Она говорила лишние слова и не торопилась вести меня в хату. Я сделал замечание, что нахожусь при исполнении и ненужного слушать не желаю.
Пошел впереди и сам толкнул дверь.
На кухне царил порядок и блеск.
Лаевская протиснулась через меня в дверь. Причем нарочно задела объемной ногой.
— Извиняюсь, товарищ капитан. Я вас смутила. Вот вы при исполнении, а покраснели. Это с моей стороны нехорошо. Евочка выбежала в магазин. А Малка спит. Там, за занавесочкой и спит. Как младенец. Правильно говорят: что старый, что малый.

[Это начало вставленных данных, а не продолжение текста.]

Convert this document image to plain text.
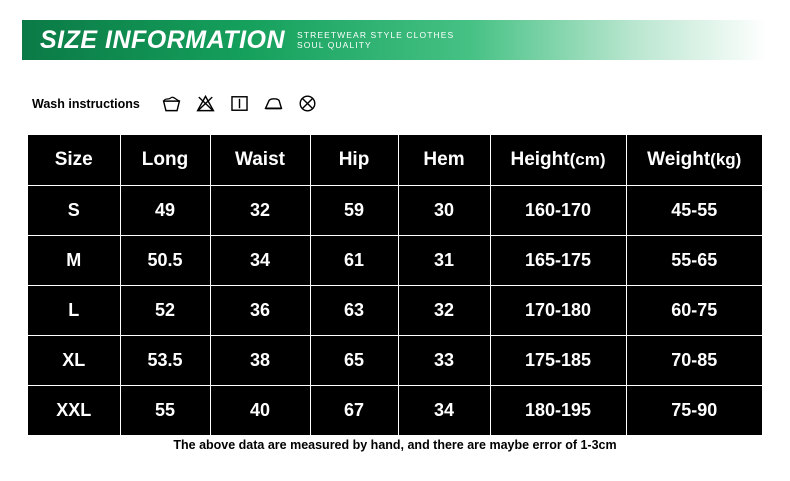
SIZE INFORMATION STREETWEAR STYLE CLOTHES
SOUL QUALITY
Wash instructions
Size	Long	Waist	Hip	Hem	Height(cm)	Weight(kg)
S	49	32	59	30	160-170	45-55
M	50.5	34	61	31	165-175	55-65
L	52	36	63	32	170-180	60-75
XL	53.5	38	65	33	175-185	70-85
XXL	55	40	67	34	180-195	75-90
The above data are measured by hand, and there are maybe error of 1-3cm
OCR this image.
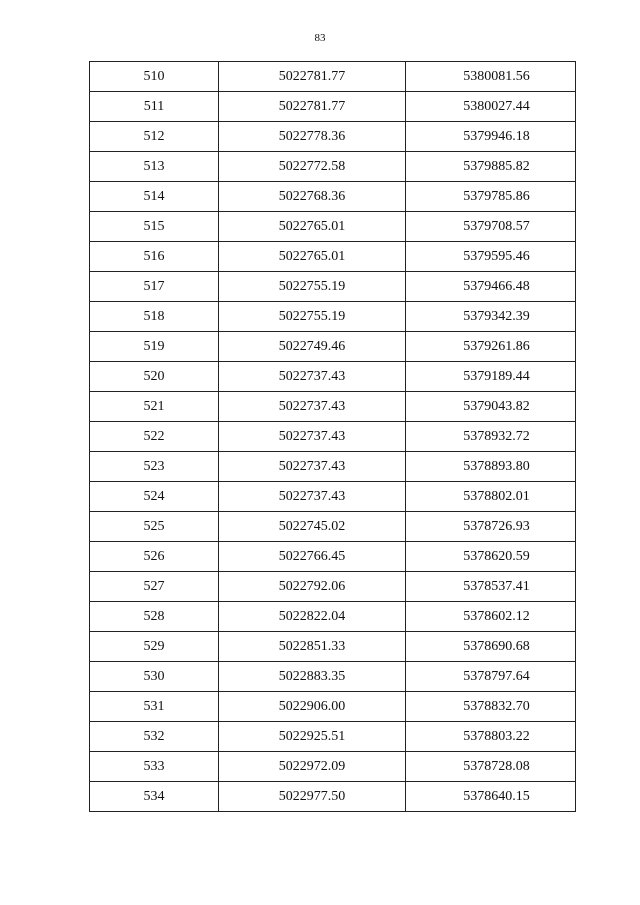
83
510	5022781.77	5380081.56
511	5022781.77	5380027.44
512	5022778.36	5379946.18
513	5022772.58	5379885.82
514	5022768.36	5379785.86
515	5022765.01	5379708.57
516	5022765.01	5379595.46
517	5022755.19	5379466.48
518	5022755.19	5379342.39
519	5022749.46	5379261.86
520	5022737.43	5379189.44
521	5022737.43	5379043.82
522	5022737.43	5378932.72
523	5022737.43	5378893.80
524	5022737.43	5378802.01
525	5022745.02	5378726.93
526	5022766.45	5378620.59
527	5022792.06	5378537.41
528	5022822.04	5378602.12
529	5022851.33	5378690.68
530	5022883.35	5378797.64
531	5022906.00	5378832.70
532	5022925.51	5378803.22
533	5022972.09	5378728.08
534	5022977.50	5378640.15
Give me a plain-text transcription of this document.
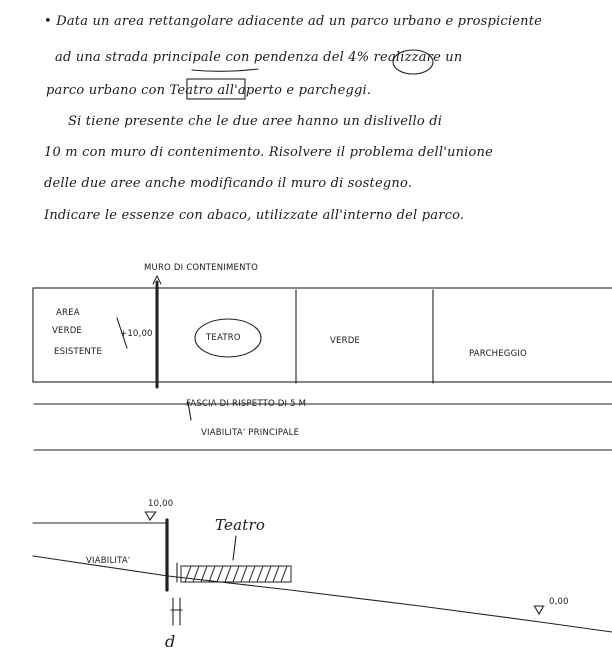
• Data un area rettangolare adiacente ad un parco urbano e prospiciente
ad una strada principale con pendenza del 4% realizzare un
parco urbano con Teatro all'aperto e parcheggi.
Si tiene presente che le due aree hanno un dislivello di
10 m con muro di contenimento. Risolvere il problema dell'unione
delle due aree anche modificando il muro di sostegno.
Indicare le essenze con abaco, utilizzate all'interno del parco.
MURO DI CONTENIMENTO
AREA
VERDE
ESISTENTE
+10,00	TEATRO	VERDE
PARCHEGGIO
FASCIA DI RISPETTO DI 5 M
VIABILITA' PRINCIPALE
10,00
Teatro
VIABILITA'
0,00
d
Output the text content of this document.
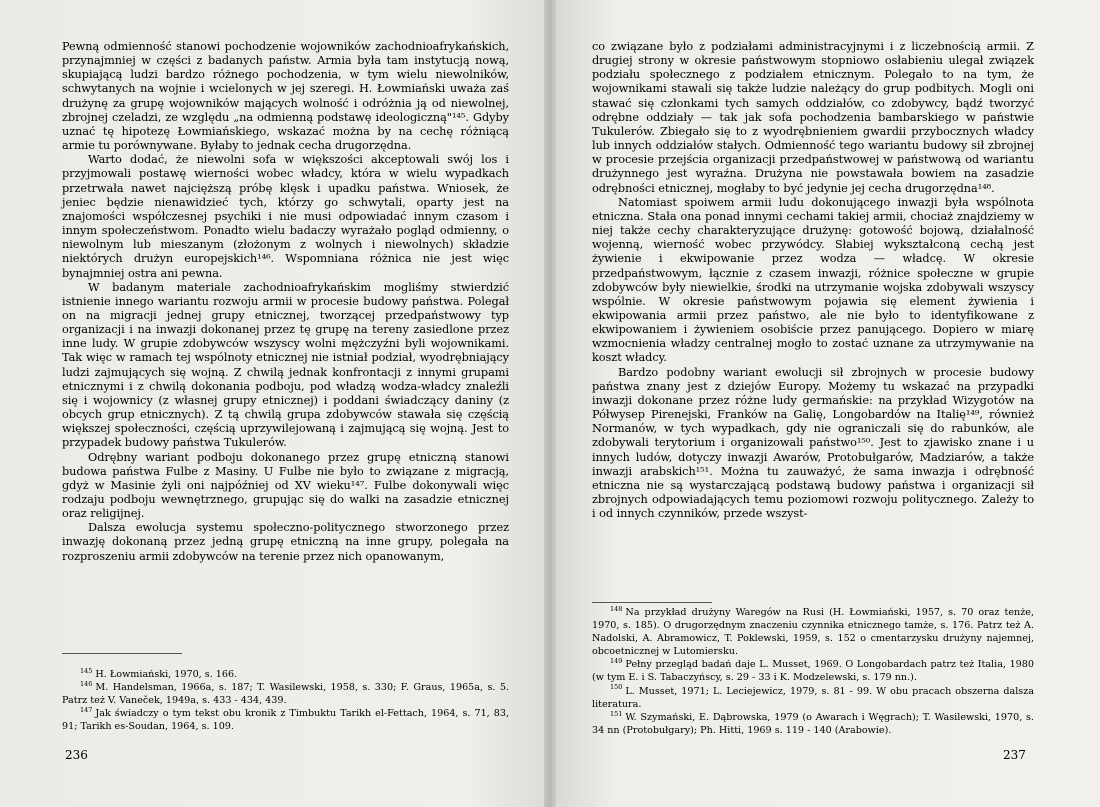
Pewną odmienność stanowi pochodzenie wojowników zachodnioafrykańskich, przynajmniej w części z badanych państw. Armia była tam instytucją nową, skupiającą ludzi bardzo różnego pochodzenia, w tym wielu niewolników, schwytanych na wojnie i wcielonych w jej szeregi. H. Łowmiański uważa zaś drużynę za grupę wojowników mających wolność i odróżnia ją od niewolnej, zbrojnej czeladzi, ze względu „na odmienną podstawę ideologiczną"¹⁴⁵. Gdyby uznać tę hipotezę Łowmiańskiego, wskazać można by na cechę różniącą armie tu porównywane. Byłaby to jednak cecha drugorzędna.

Warto dodać, że niewolni sofa w większości akceptowali swój los i przyjmowali postawę wierności wobec władcy, która w wielu wypadkach przetrwała nawet najcięższą próbę klęsk i upadku państwa. Wniosek, że jeniec będzie nienawidzieć tych, którzy go schwytali, oparty jest na znajomości współczesnej psychiki i nie musi odpowiadać innym czasom i innym społeczeństwom. Ponadto wielu badaczy wyrażało pogląd odmienny, o niewolnym lub mieszanym (złożonym z wolnych i niewolnych) składzie niektórych drużyn europejskich¹⁴⁶. Wspomniana różnica nie jest więc bynajmniej ostra ani pewna.

W badanym materiale zachodnioafrykańskim mogliśmy stwierdzić istnienie innego wariantu rozwoju armii w procesie budowy państwa. Polegał on na migracji jednej grupy etnicznej, tworzącej przedpaństwowy typ organizacji i na inwazji dokonanej przez tę grupę na tereny zasiedlone przez inne ludy. W grupie zdobywców wszyscy wolni mężczyźni byli wojownikami. Tak więc w ramach tej wspólnoty etnicznej nie istniał podział, wyodrębniający ludzi zajmujących się wojną. Z chwilą jednak konfrontacji z innymi grupami etnicznymi i z chwilą dokonania podboju, pod władzą wodza-władcy znaleźli się i wojownicy (z własnej grupy etnicznej) i poddani świadczący daniny (z obcych grup etnicznych). Z tą chwilą grupa zdobywców stawała się częścią większej społeczności, częścią uprzywilejowaną i zajmującą się wojną. Jest to przypadek budowy państwa Tukulerów.

Odrębny wariant podboju dokonanego przez grupę etniczną stanowi budowa państwa Fulbe z Masiny. U Fulbe nie było to związane z migracją, gdyż w Masinie żyli oni najpóźniej od XV wieku¹⁴⁷. Fulbe dokonywali więc rodzaju podboju wewnętrznego, grupując się do walki na zasadzie etnicznej oraz religijnej.

Dalsza ewolucja systemu społeczno-politycznego stworzonego przez inwazję dokonaną przez jedną grupę etniczną na inne grupy, polegała na rozproszeniu armii zdobywców na terenie przez nich opanowanym,

$^{145}$ H. Łowmiański, 1970, s. 166.

$^{146}$ M. Handelsman, 1966a, s. 187; T. Wasilewski, 1958, s. 330; F. Graus, 1965a, s. 5. Patrz też V. Vaneček, 1949a, s. 433 - 434, 439.

$^{147}$ Jak świadczy o tym tekst obu kronik z Timbuktu Tarikh el-Fettach, 1964, s. 71, 83, 91; Tarikh es-Soudan, 1964, s. 109.

236

co związane było z podziałami administracyjnymi i z liczebnością armii. Z drugiej strony w okresie państwowym stopniowo osłabieniu ulegał związek podziału społecznego z podziałem etnicznym. Polegało to na tym, że wojownikami stawali się także ludzie należący do grup podbitych. Mogli oni stawać się członkami tych samych oddziałów, co zdobywcy, bądź tworzyć odrębne oddziały — tak jak sofa pochodzenia bambarskiego w państwie Tukulerów. Zbiegało się to z wyodrębnieniem gwardii przybocznych władcy lub innych oddziałów stałych. Odmienność tego wariantu budowy sił zbrojnej w procesie przejścia organizacji przedpaństwowej w państwową od wariantu drużynnego jest wyraźna. Drużyna nie powstawała bowiem na zasadzie odrębności etnicznej, mogłaby to być jedynie jej cecha drugorzędna¹⁴⁸.

Natomiast spoiwem armii ludu dokonującego inwazji była wspólnota etniczna. Stała ona ponad innymi cechami takiej armii, chociaż znajdziemy w niej także cechy charakteryzujące drużynę: gotowość bojową, działalność wojenną, wierność wobec przywódcy. Słabiej wykształconą cechą jest żywienie i ekwipowanie przez wodza — władcę. W okresie przedpaństwowym, łącznie z czasem inwazji, różnice społeczne w grupie zdobywców były niewielkie, środki na utrzymanie wojska zdobywali wszyscy wspólnie. W okresie państwowym pojawia się element żywienia i ekwipowania armii przez państwo, ale nie było to identyfikowane z ekwipowaniem i żywieniem osobiście przez panującego. Dopiero w miarę wzmocnienia władzy centralnej mogło to zostać uznane za utrzymywanie na koszt władcy.

Bardzo podobny wariant ewolucji sił zbrojnych w procesie budowy państwa znany jest z dziejów Europy. Możemy tu wskazać na przypadki inwazji dokonane przez różne ludy germańskie: na przykład Wizygotów na Półwysep Pirenejski, Franków na Galię, Longobardów na Italię¹⁴⁹, również Normanów, w tych wypadkach, gdy nie ograniczali się do rabunków, ale zdobywali terytorium i organizowali państwo¹⁵⁰. Jest to zjawisko znane i u innych ludów, dotyczy inwazji Awarów, Protobułgarów, Madziarów, a także inwazji arabskich¹⁵¹. Można tu zauważyć, że sama inwazja i odrębność etniczna nie są wystarczającą podstawą budowy państwa i organizacji sił zbrojnych odpowiadających temu poziomowi rozwoju politycznego. Zależy to i od innych czynników, przede wszyst-

$^{148}$ Na przykład drużyny Waregów na Rusi (H. Łowmiański, 1957, s. 70 oraz tenże, 1970, s. 185). O drugorzędnym znaczeniu czynnika etnicznego tamże, s. 176. Patrz też A. Nadolski, A. Abramowicz, T. Poklewski, 1959, s. 152 o cmentarzysku drużyny najemnej, obcoetnicznej w Lutomiersku.

$^{149}$ Pełny przegląd badań daje L. Musset, 1969. O Longobardach patrz też Italia, 1980 (w tym E. i S. Tabaczyńscy, s. 29 - 33 i K. Modzelewski, s. 179 nn.).

$^{150}$ L. Musset, 1971; L. Leciejewicz, 1979, s. 81 - 99. W obu pracach obszerna dalsza literatura.

$^{151}$ W. Szymański, E. Dąbrowska, 1979 (o Awarach i Węgrach); T. Wasilewski, 1970, s. 34 nn (Protobułgary); Ph. Hitti, 1969 s. 119 - 140 (Arabowie).

237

На столе — небольшом и круглом, с вязаной белой скатеркой, стояли две рюмочки-наперсточки, графинчик с вишневой наливкой. Наливка, сразу видно, прошлогодняя, потому что, во-первых, нового урожая еще надо дождаться, а во-вторых, сильно загустевшая. Аж на стекле внутри прилип темно-бордовый слой. Вроде кровь.
Лаевская распоряжалась как у себя, достала еще одну рюмку.
Покрутила ее перед своими глазами и вопросительно протянула мне:
— Вы, конечно, выпивать наливочку не будете, а я для порядка на стол поставлю. Чтоб по-человечески.
Я не хотел создавать конфликт на пустом месте и утвердительно кивнул.
Лаевская села.
Сел и я.
Она не выдержала тишины первая:
— Ну, что про Лилечку расскажете?
— Я по другому поводу. И вам бы сейчас лучше уйти, Полина Львовна. Хоть я вас целиком уважаю.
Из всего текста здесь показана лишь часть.